Vol. 50, No. 7
#24 Medium Company
It’s easy to see why employees like working at BMW Financial Services in Dublin, Ohio. Just look at the employee parking lot—the one filled with acres of BMWs.
A free or nearly free new BMW (depending on job level, but costing employees no more than $320 a month), including insurance and maintenance, is just one of the generous benefits that help the company’s call center operation recruit and retain top workers.
Another attraction is the health coverage—all premiums paid by BMW Financial, no deductibles, modest co-payments for doctor visits and prescription drugs, even infertility treatments with a lifetime coverage maximum of $30,000. Moreover, retirees retain health coverage—and their shiny BMWs.
Such perks for employees pay dividends for BMW Financial. The health benefits alone can seal the deal with a prospective hire and, over the long term, help foster employees’ “great sense of loyalty,” which helps keep turnover low, says Stephanie Augenstein, director of HR. And the BMWs, she notes, help employees talk knowledgeably—and enthusiastically—with customers about the product.
For example, customer relations manager Judy Bardwell takes “escalated calls”—from those who may have special concerns or seem agitated. (“I hug and kiss them back to reality,” she says.) Typically, she and the caller wind up finding common bonds as they talk about their cars and options packages.
The company’s benefits—along with the modern facilities and sophisticated technology— “allow us to recruit and retain top-caliber associates who, in turn, produce outstanding results,” says John Christman, who is taking on an international assignment after nearly four years as CEO. “Simply put, this is a business model that works for all involved.”
BMW Financial Services, part of the German carmaker’s Munich-based financial division, is headquartered in Woodcliff Lake, N.J., where recently appointed CEO Ed Robinson and about 50 administrative employees are based. There’s also a banking unit with about 25 employees in Salt Lake City. But the largest operation, with roughly 475 employees, is the call center in Ohio, run by Sanjay Chhabria, vice president of operations.
The center’s employees handle financial matters such as credit for dealers and lease or loan payments from customers. They also resolve customers’ concerns and solicit their feedback on their cars and their contacts with BMW.
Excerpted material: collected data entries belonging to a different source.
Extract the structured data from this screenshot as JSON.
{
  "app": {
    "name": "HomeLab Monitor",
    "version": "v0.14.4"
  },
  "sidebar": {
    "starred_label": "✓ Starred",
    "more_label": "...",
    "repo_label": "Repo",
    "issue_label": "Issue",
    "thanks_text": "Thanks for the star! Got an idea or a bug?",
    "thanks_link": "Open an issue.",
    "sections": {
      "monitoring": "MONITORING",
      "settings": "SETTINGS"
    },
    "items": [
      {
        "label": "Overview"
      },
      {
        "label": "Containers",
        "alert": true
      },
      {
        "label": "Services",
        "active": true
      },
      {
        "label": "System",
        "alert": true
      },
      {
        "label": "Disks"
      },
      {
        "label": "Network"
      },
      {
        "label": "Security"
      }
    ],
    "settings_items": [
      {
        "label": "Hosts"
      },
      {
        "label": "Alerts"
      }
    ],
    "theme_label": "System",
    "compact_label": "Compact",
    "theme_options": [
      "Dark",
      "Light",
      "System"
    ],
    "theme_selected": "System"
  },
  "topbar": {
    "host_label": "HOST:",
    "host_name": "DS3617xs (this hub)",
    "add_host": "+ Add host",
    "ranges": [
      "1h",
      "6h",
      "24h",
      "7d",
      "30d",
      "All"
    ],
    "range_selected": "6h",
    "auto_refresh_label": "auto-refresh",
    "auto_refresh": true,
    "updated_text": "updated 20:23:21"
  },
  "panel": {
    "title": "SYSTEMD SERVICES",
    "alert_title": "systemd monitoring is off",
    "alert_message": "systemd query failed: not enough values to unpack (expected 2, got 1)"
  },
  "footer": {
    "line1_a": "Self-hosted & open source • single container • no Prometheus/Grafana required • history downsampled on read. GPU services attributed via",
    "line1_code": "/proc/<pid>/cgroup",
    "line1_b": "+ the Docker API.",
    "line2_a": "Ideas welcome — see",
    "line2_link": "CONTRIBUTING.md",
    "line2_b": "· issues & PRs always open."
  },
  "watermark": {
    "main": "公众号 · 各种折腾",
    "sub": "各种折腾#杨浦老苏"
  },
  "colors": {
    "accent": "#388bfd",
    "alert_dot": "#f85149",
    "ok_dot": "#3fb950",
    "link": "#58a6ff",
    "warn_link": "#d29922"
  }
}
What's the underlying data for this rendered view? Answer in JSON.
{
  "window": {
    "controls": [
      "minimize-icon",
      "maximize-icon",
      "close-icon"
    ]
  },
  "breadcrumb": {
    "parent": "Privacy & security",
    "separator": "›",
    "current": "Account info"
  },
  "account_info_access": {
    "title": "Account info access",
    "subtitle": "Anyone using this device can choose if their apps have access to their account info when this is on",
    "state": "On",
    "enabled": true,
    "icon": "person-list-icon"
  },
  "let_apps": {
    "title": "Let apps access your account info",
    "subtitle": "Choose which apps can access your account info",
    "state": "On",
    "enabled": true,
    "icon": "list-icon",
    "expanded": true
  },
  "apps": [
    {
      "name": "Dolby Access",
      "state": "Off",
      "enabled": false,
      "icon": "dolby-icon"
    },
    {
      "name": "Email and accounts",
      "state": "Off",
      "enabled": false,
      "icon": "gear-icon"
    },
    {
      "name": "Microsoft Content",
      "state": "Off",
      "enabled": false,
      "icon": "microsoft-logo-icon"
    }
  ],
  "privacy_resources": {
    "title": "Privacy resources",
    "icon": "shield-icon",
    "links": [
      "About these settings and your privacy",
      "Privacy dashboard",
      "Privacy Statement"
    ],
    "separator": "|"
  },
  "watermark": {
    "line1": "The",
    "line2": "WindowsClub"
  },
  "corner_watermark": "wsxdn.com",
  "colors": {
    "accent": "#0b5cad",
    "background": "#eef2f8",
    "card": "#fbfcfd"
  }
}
“Our customers are not shy,” says Larry Armino, who manages customer service employees. As a result, the company seeks out employees who have the right makeup for good customer service. “We hire for attitude, not skills,” says Armino. “We teach skills.”
In fact, employees receive about 40 hours of training yearly. They also can broaden their skills and experience by moving to new positions. For example, Erin McCarty is leaving collections to become a specialist in evaluating credit applications. Emily Preble, Chhabria’s executive assistant, is becoming a team leader in customer service. And customer relations manager Bardwell, once a collections specialist, has had stints in insurance and finance.
Employees describe the environment as open and cooperative—“very positive,” says cash specialist Abdulkadir Ali, who processes payments and appreciates co-workers’ friendly suggestions. Project manager Jay Wilson, who tailors information technology for HR and other departments, describes his job as helping other people do their jobs better.
What sets the company apart, says Bardwell, is that “we’re all treated with respect—and treated nicely.” There’s no growling when things go wrong, she adds. The pervasive spirit is always, “What can we do to help?”